United States District Court, N.D. California

May 4, 2018

DANIEL ACOSTA, et al., Plaintiffs,
FRITO-LAY, INC., et al., Defendants.



         Truck drivers employed by Defendants Frito-Lay, Inc., FL Transportation Inc., and PepsiCo Inc. allege Defendants failed to pay minimum wages or provide meal and rest breaks. Approximately two years after litigation commenced, the parties agreed to settle the action on a class-wide basis. The Court granted preliminary approval of the $6, 500, 000 settlement. Now pending before the Court are two motions: (1) Plaintiffs' motion for final approval of class and collective action settlement, and (2) Plaintiffs' motion for attorneys' fees, litigation costs, and enhancements awards. (Dkt. Nos. 79, 80.) Having carefully reviewed the briefs and having had the benefit of oral argument on May 3, 2018, the Court GRANTS Plaintiffs' motion for final approval and GRANTS IN PART Plaintiffs' motion for attorneys' fees.


         Plaintiffs were and are truck drivers employed by Defendants. (Dkt. No. 1-2 at 10-11 ¶ 7.) Plaintiffs work in San Francisco as well as other various counties in California. (Id.) Defendants pay Plaintiffs on a piece rate system based on activities such as mileage and number of cases at predetermined rates. (Id. at 13 ¶ 20.) When Plaintiffs report to work they are frequently required to wait, sometimes for two hours or more, for their loads to be ready. (Id.) Defendants do not compensate Plaintiffs for this time waiting for loads to be dispatched. (Id.) Further, Defendants do not compensate Plaintiffs for time spent performing necessary job duties, including but not limited to pre-trip and post-trip inspections on the tractor and trailer, fueling and washing the tractor and trailer, and filling out mandatory paperwork including hours of service logs and daily vehicle inspection reports. (Id.)

         Defendants set Plaintiffs' work schedule, including where to report, when to show up, what loads to deliver, routes to follow, and delivery times. (Id.) Defendants do not schedule a time where Plaintiffs are provided an off-duty meal break or rest break. (Id.) Defendants have a systematic business policy and practice of scheduling Plaintiffs to work more than five hours per day without the provision of an off-duty 30 minute meal period and more than three and one half hours per day without a ten minute rest period. (Id. at 20 ¶¶ 46, 53.)

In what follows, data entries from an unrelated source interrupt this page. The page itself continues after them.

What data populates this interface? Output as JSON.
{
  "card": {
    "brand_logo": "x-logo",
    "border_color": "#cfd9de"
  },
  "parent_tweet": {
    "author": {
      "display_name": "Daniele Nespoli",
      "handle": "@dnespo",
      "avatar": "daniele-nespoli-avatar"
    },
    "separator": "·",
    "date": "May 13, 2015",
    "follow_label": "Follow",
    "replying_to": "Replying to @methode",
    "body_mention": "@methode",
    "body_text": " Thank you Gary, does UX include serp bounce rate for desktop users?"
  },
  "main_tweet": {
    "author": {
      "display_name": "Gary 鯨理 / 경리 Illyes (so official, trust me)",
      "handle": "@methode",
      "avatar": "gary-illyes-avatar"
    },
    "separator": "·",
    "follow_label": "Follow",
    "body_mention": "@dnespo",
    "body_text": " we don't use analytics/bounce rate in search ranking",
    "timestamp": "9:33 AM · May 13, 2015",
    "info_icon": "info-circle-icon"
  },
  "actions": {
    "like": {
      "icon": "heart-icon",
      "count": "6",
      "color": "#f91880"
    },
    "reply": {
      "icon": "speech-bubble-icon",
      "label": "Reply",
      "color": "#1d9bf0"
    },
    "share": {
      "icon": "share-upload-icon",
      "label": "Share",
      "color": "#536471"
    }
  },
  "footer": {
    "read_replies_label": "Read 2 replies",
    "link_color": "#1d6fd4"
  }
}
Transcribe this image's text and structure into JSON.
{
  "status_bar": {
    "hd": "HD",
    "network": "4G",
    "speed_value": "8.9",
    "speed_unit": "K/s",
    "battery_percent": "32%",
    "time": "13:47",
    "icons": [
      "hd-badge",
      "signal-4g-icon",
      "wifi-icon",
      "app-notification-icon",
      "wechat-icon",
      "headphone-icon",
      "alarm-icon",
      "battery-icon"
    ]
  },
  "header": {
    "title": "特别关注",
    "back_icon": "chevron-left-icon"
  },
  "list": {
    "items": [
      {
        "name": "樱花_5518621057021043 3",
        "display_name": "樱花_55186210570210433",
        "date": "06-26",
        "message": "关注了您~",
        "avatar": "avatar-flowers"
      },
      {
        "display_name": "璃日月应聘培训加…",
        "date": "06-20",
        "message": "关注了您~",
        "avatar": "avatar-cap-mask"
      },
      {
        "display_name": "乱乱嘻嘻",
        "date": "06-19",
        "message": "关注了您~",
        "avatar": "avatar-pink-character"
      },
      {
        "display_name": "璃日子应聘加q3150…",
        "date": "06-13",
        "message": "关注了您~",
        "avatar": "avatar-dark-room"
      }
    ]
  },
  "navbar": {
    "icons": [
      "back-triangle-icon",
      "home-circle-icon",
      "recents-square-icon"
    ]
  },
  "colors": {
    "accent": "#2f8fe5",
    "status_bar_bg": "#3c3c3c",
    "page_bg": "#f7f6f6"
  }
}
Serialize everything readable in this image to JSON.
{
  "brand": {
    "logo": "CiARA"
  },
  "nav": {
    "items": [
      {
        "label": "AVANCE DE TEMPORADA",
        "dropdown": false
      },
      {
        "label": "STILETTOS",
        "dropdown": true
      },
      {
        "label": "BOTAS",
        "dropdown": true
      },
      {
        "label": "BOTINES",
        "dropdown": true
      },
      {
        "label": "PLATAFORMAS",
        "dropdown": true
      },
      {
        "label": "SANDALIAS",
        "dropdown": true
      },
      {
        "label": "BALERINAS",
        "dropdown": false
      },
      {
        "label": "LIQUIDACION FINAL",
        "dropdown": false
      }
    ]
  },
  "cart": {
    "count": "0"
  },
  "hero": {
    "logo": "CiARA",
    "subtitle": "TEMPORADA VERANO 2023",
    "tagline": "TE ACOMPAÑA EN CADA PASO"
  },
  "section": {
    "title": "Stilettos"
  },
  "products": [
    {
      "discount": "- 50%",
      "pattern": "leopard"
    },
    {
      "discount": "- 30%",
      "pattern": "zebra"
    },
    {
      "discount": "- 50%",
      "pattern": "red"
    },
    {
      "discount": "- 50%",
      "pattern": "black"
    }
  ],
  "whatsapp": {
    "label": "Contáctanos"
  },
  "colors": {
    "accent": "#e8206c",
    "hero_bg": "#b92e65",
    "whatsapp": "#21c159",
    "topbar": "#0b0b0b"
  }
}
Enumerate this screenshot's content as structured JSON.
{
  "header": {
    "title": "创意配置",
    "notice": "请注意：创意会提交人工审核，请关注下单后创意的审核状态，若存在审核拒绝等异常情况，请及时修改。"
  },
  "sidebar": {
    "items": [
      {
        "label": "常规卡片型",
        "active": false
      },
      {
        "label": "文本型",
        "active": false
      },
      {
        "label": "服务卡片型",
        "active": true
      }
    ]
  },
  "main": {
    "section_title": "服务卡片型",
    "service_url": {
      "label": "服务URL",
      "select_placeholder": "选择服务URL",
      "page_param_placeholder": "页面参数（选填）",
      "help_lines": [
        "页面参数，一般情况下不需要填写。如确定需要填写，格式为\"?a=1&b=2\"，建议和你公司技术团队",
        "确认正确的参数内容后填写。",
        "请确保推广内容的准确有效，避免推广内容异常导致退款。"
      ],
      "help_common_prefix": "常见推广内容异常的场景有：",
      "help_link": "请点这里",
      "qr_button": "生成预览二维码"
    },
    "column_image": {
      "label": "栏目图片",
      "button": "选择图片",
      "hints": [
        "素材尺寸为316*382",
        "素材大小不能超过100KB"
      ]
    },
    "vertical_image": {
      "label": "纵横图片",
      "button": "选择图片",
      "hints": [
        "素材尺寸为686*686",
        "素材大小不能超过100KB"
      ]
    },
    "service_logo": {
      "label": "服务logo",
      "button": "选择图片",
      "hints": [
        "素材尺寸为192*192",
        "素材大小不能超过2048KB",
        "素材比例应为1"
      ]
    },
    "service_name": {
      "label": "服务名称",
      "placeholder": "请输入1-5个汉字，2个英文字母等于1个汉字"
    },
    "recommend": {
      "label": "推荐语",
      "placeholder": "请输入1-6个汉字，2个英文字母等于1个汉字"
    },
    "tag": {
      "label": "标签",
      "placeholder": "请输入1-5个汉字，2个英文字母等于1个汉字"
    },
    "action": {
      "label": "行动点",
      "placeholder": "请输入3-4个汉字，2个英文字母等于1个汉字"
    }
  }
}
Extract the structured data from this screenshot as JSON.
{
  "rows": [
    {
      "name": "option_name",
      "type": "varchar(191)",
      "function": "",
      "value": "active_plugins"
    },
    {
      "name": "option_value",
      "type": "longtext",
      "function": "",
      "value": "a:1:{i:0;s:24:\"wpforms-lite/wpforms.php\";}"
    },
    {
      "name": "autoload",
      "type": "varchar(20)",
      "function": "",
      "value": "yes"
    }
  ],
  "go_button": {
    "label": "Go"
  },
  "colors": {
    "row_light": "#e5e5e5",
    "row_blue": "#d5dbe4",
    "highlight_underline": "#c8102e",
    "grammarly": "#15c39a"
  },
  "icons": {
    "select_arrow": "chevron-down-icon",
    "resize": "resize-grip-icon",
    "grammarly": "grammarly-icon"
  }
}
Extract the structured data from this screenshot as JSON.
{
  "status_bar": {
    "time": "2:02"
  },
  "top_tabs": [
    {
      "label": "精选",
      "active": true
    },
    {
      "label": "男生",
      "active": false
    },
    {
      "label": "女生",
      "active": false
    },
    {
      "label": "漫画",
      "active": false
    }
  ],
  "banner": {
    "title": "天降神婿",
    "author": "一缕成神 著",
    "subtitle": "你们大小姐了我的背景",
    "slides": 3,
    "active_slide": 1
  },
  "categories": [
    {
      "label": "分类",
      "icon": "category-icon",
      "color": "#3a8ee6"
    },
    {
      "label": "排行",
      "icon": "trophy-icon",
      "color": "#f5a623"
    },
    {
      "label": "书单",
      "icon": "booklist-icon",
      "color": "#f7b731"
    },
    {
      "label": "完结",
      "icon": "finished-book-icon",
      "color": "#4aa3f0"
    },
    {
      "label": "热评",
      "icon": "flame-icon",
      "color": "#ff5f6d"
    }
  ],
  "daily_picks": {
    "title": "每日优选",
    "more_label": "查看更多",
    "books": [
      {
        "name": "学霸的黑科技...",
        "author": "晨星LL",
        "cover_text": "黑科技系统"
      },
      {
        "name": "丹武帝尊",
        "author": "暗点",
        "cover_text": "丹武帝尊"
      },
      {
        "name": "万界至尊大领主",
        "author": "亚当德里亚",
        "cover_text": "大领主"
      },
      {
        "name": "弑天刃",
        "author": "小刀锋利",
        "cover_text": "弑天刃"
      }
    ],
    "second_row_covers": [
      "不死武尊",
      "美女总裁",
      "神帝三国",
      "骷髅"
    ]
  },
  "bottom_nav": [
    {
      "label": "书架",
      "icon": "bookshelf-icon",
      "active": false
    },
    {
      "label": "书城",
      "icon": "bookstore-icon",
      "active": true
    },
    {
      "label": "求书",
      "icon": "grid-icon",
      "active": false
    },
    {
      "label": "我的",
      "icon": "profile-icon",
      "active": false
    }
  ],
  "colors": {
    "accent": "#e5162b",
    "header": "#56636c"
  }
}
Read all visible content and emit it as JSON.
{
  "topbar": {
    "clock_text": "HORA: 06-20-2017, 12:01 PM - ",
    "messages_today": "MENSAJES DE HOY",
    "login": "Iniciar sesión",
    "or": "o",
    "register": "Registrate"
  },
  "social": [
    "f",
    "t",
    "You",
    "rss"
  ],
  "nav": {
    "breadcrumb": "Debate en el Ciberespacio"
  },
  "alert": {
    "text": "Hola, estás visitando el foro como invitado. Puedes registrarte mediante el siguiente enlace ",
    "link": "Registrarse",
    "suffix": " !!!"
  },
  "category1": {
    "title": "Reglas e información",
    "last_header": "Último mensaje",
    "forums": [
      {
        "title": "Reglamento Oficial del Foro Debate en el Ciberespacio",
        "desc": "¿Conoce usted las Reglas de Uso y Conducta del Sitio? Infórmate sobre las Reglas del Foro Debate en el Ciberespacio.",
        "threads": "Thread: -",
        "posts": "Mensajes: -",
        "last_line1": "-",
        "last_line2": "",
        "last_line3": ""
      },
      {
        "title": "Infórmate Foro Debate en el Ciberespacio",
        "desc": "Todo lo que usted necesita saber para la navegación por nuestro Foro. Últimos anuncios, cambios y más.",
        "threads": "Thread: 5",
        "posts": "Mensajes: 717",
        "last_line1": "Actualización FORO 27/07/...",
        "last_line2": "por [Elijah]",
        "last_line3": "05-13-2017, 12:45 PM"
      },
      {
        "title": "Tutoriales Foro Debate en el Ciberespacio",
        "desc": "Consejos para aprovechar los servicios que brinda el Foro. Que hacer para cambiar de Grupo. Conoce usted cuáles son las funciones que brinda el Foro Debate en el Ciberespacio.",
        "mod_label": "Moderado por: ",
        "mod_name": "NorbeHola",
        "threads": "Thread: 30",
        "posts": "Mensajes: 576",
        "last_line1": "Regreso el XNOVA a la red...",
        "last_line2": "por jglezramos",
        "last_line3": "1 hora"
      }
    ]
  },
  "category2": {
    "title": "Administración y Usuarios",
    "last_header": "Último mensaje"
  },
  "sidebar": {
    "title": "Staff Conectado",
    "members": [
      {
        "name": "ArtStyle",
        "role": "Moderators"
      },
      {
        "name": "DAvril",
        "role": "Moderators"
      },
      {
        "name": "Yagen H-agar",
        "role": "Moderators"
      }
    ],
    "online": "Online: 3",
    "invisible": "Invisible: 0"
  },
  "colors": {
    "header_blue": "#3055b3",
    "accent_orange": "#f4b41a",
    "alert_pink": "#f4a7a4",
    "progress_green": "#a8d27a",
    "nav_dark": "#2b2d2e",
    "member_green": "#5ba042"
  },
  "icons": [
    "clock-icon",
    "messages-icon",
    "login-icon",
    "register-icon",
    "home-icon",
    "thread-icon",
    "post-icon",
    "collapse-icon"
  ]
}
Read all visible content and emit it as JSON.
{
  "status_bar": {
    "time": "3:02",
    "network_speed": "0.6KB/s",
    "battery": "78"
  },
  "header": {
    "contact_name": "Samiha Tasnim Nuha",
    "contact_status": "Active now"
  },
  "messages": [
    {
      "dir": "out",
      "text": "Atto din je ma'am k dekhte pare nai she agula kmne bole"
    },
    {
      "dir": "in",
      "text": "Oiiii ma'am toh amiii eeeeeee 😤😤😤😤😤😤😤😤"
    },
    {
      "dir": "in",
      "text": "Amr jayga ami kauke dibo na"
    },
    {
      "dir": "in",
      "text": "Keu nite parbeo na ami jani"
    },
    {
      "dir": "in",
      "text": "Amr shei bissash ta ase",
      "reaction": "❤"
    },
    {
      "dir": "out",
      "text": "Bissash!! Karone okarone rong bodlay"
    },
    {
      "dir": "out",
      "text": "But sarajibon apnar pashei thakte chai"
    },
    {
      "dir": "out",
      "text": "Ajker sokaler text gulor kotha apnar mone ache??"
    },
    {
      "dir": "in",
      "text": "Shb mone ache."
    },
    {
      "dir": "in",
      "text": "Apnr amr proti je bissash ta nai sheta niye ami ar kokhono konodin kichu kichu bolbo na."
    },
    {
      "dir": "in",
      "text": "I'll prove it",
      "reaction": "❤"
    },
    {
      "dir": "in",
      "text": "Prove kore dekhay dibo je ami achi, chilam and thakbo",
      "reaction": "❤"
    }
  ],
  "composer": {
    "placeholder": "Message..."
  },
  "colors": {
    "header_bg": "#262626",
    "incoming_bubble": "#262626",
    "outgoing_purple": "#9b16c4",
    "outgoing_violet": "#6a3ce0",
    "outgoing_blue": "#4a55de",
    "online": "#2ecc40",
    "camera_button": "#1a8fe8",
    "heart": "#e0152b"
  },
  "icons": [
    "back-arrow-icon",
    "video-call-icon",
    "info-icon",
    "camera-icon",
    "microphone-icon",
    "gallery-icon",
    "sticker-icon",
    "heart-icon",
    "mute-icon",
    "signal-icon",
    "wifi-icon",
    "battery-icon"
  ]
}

         Some Plaintiffs were involuntarily discharged by Defendants. (Id. at 15 ¶ 27.) Others were constructively terminated or voluntarily terminated their employment. (Id.) These drivers did not receive all pay due and owing at the time of their discharge or termination. (Id.) Defendants had a consistent uniform policy, practice, and procedure of willfully failing to pay the earned wages of all such former employees. (Id.) Defendants willfully failed to pay the earned and unpaid wages related to hours worked, meal time, break time, and timely payment of accrued vacation. (Id. at 15 ¶ 28.)

         Defendants failed to maintain records required by Labor Code § 226. (Id. at 28 ¶ 84.) Defendants' pay records issued to Plaintiffs and class members do not contain the information required by the California Labor Code § 226(a)(1) through (9).[1] (Id.) Additionally, Plaintiffs and class members cannot easily and readily ascertain the information required by Labor Code § 226(a)(1) without reference to other documents and information. (Id.)


         A. General Terms

         The Settlement Agreement establishes a common fund of $6.5 million dollars inclusive of attorneys' fees, costs and expenses, service payments to the named Plaintiffs, payment to the Labor Workforce Development Agency (“LWDA”), employee-owed taxes, and administration costs including settlement administration fees. (Id. at 20 ¶ 5.) The common fund shall be allocated in the following manner:

(1) $1.625 million, or 25% to Plaintiffs' counsel as a “Fee Award, ”
(2) $60, 000 to Plaintiffs' counsel as a “Costs Award, ”
(3) $20, 000 to each named Plaintiff for a total of $80, 000 as a “Service Award”
(4) $50, 000 representative of penalties recoverable under PAGA and payable to the LWDA, 75% or $37, 500 of which will be paid to the LWDA and the remaining 25% or $12, 500 will remain in the payout fund, and
(5) $15, 000 for administration expenses.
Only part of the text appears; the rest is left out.